ALBUQUERQUE, N.M. — Like love and marriage or peanut butter and jelly, some things just seem to go together, albeit not always so pleasantly.
Take chronic pain and depression, for instance.
If you’re unlucky enough to suffer from that double whammy, you are hardly alone.
According to the American Pain Foundation, an average of 65 percent of depressed people complain of pain. Conversely, from one-quarter to more than half of the people who complain of pain also tell their doctors they are depressed.
Are you starting to see an unpleasant cycle?
“There is a huge relationship between chronic pain and depression,” says neurologist Joanna Katzman, director of the University of New Mexico’s two-year-old Pain Center, the interdisciplinary Pain Consultation and Treatment Center. “And anxiety has just as big an association with chronic pain. Both depression and anxiety can magnify pain.”
Start adding in some common factors of aging – osteoarthritis, low back pain, neuropathy and the general aches of myofascial pain – and even the thought of growing old can be frightening.
“Fear got me here. I did not want neck surgery,” admits UNM pain clinic patient Chava, a local musician and Realtor who professionally uses her first name only.
Chava, now regularly working with UNM physical therapist Lesley Toser, is learning how exercise and movement can relieve some of the pain associated with a congenital reversed cervical spine.
After eight manual therapy sessions, the two have managed to bring a shoulder back into a useable position for Chava to continue singing and drumming in two bands.
Yet another professional at the UNM Pain Clinic provides occasional Facet injections to lessen Chava’s headaches and neck pain.
“I’m hoping to avoid taking a high number of pills, especially highly addictive opiates,” says Chava, who watched a close relative on a number of different pills sleep away 16 to 20 hours daily before she eventually died.
A new approach
The very fact that Chava is seeing a variety of medical professionals at the pain clinic highlights one of the biggest changes in recent years in the treatment of chronic pain and depression, according to Katzman.
The interdisciplinary medical approach is a fairly new phenomenon in the American medical world.
In the not-too-distant past, the physician likely would send a patient first to a psychologist to treat depression – or vice versa. The patient often bounced back and forth receiving inadequate care from both (or more) professionals.
Today, the UNM team alone is made up of a neurologist, specialized physicians and nurses, physical therapists, psychologists, psychiatrists, pharmacists and chiropractors.
They work in concert as a team, and their treatments often overlap.
Other pain intervention specialists on these collaborative teams might be health educators, acupuncturists, occupational therapists and others.
“We realize that chronic pain cannot be treated if the anxiety and depression is not treated,” says Katzman. “There’s a common denominator between pain and depression. And often, the elderly have an extensive medication list with side effects of their own.”
Depression and anxiety can magnify chronic pain, according to Paul Wilson, a clinical/health psychologist at Presbyterian Healthcare Services. “There is some good evidence that the same areas of the brain that process physical pain signals are activated when processing emotional pain,” he says.
“Talk” therapy is often part of the team approach to treating chronic pain and depression.
” ‘Talk therapy’ is a little bit of a misnomer,” says Wilson, “because there is a lot more to ‘talk therapy’ than simply talking, especially with complex conditions like chronic pain. You don’t want someone who just talks and listens well, although that can help.
“What you really want is someone who is also knowledgeable about the potential physiological mechanisms behind the pain condition and who can apply scientific knowledge about thoughts, emotions and behaviors to help the affected person create an action plan to improve their quality of life. This could include improving social or family interactions, improving ways the brain processes pain information, learning to pace activities, decreasing unhealthy behaviors (e.g., substance use problems) that may contribute to pain, and learning ways to decrease stress and tension when related to pain.”

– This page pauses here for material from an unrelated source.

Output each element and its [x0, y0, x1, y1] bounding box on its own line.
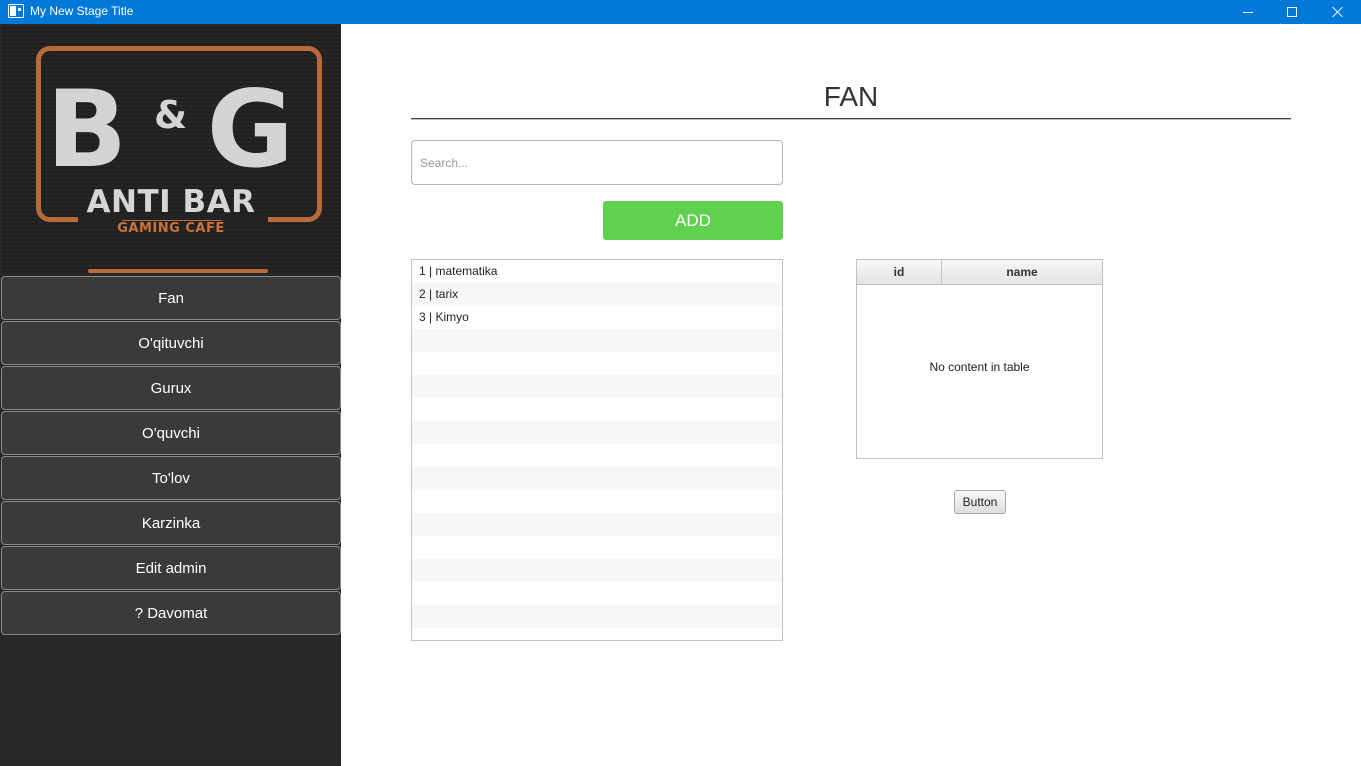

Cognitive therapy, says Wilson, focuses the role of thoughts or self-talk on our emotions and behavior. It seeks to find new ways to process information.
“For instance, when experiencing more pain, it’s not uncommon to have a thought like ‘This is never going to end,’ ” says Wilson. “Having this thought can contribute to more pain. Being able to change that thought into a more realistic and reassuring one can be helpful, such as, ‘This pain will eventually subside and there are things I can do that can help (e.g., relaxation).’ ”
“I’ve been in pain since I’ve been on this planet,” says Chava, 56. “I just thought everybody had it.”
Under the close watch of Toser, her physical therapist, Chava works on a floor mat, grimacing as she slowly rotates her shoulder, a joint that wouldn’t even move a few months ago.
Movement, says Toser, can put patients back in the driver’s seat, easing pain and depression to some degree. Even an initial exam, one which involves a gentle touch between patient and medical professional, can help start the healing process.
“What looks simple can be a big deal,” Toser says.